Locomotor responses to salt stress in native and invasive mud-tidal
gastropod populations (Batillaria)
Abstract
Plasticity in salt tolerance can be crucial for successful biological
invasions of novel habitats by marine gastropods. The intertidal snail
Batillaria attramentaria, which is native to East Asia but
invaded the western shores of North America from Japan eighty years ago,
provides an opportunity to examine how environmental salinity may shape
behavioral and morphological traits. In this study, we compared the
movement distance of four B. attramentaria populations from
native (Korea and Japan) and introduced (USA) habitats under various
salinity levels (13, 23, 33, and 43 PSU) during 30 days of exposure in
the lab. We sequenced a partial mitochondrial CO1 gene to infer
phylogenetic relationships among populations and confirmed two divergent
mitochondrial lineages constituting our sample sets. Using a statistic
model-selection approach, we investigated the effects of geographic
distribution and genetic composition on locomotor performance in
response to salt stress. Snails exposed to acute low salinity (13 PSU)

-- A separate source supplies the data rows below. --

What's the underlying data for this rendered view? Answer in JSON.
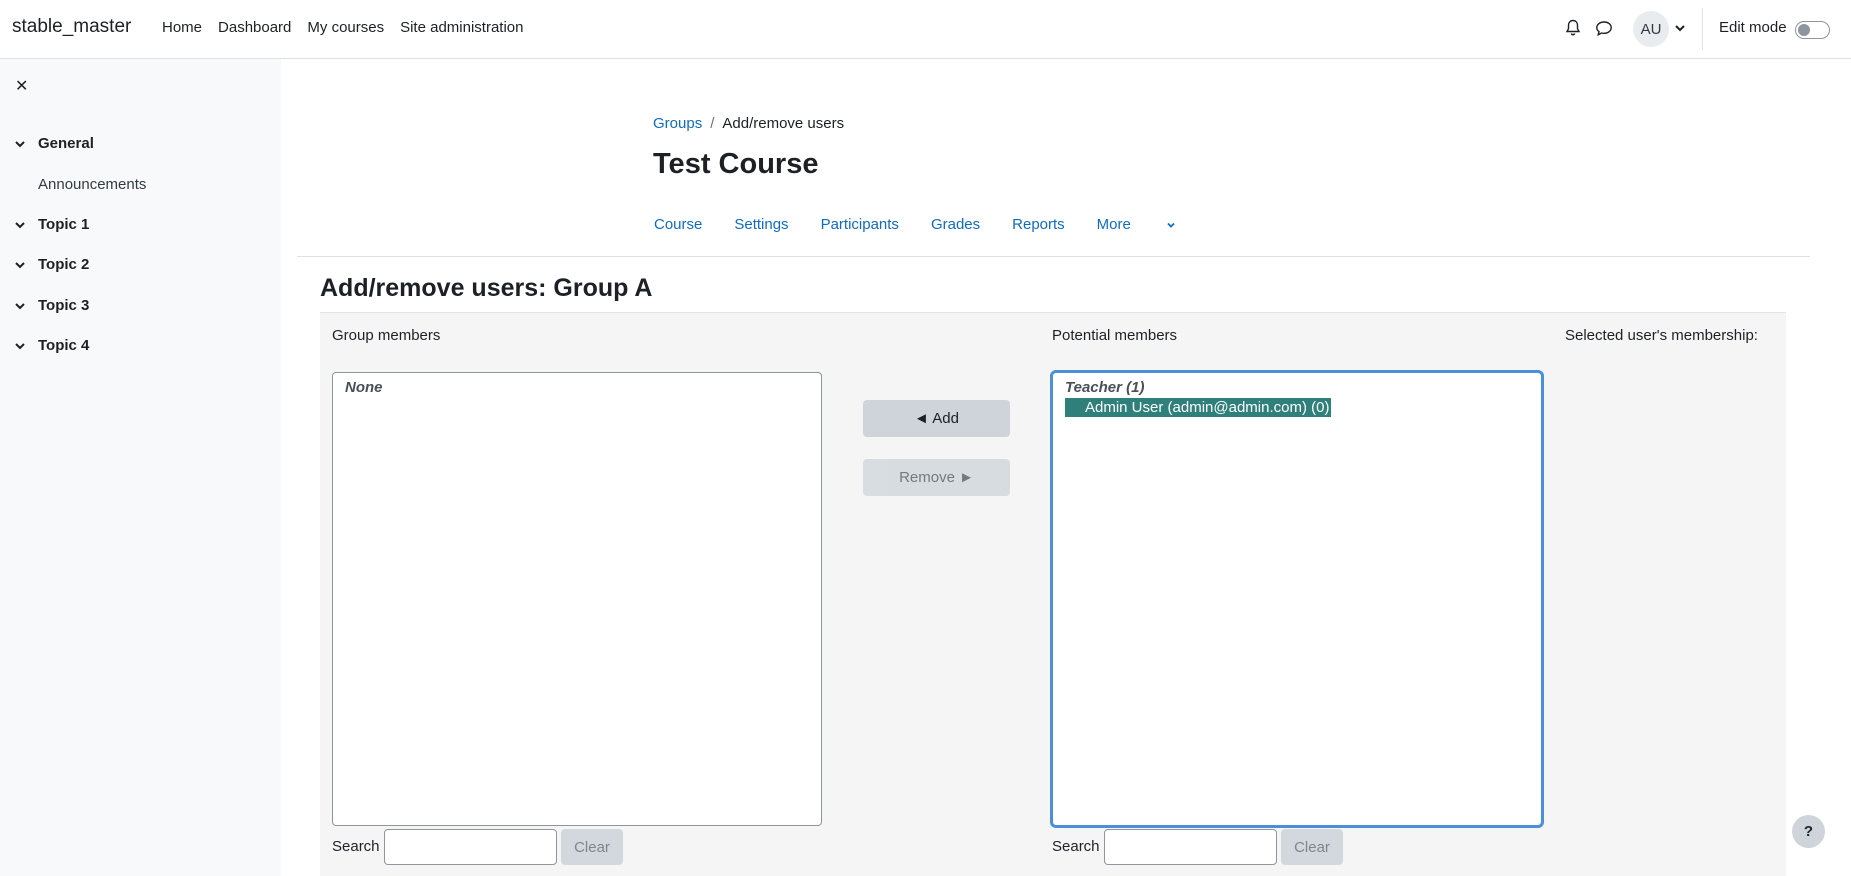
{
  "navbar": {
    "brand": "stable_master",
    "links": [
      "Home",
      "Dashboard",
      "My courses",
      "Site administration"
    ],
    "user_initials": "AU",
    "edit_mode_label": "Edit mode"
  },
  "drawer": {
    "sections": [
      {
        "label": "General"
      },
      {
        "label": "Topic 1"
      },
      {
        "label": "Topic 2"
      },
      {
        "label": "Topic 3"
      },
      {
        "label": "Topic 4"
      }
    ],
    "general_item": "Announcements"
  },
  "breadcrumb": {
    "parent": "Groups",
    "separator": "/",
    "current": "Add/remove users"
  },
  "page_title": "Test Course",
  "secondary_nav": [
    "Course",
    "Settings",
    "Participants",
    "Grades",
    "Reports",
    "More"
  ],
  "section_title": "Add/remove users: Group A",
  "group_members": {
    "label": "Group members",
    "empty_text": "None",
    "search_label": "Search",
    "clear_label": "Clear"
  },
  "actions": {
    "add_label": "◄ Add",
    "remove_label": "Remove ►"
  },
  "potential_members": {
    "label": "Potential members",
    "group_label": "Teacher (1)",
    "selected_user": "Admin User (admin@admin.com) (0)",
    "search_label": "Search",
    "clear_label": "Clear"
  },
  "membership_label": "Selected user's membership:",
  "help_label": "?",
  "colors": {
    "link": "#0f6cbf",
    "selected_option": "#2f7f7a",
    "focus_border": "#4a90d9"
  }
}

reduced their locomotion and were unable to perform at their normal
level (the moving pace of snails exposed to 33 PSU). We did not detect
any meaningful differences in locomotor response to salt stress between
the two genetic lineages or between the native snails (Japan versus
Korea populations), but we found significant locomotor differences
between the native and introduced groups (Japan or Korea versus the
USA). We suggest that the greater magnitude of tidal salinity
fluctuation at the USA location may have influenced locomotor responses
to salt stress in introduced snails.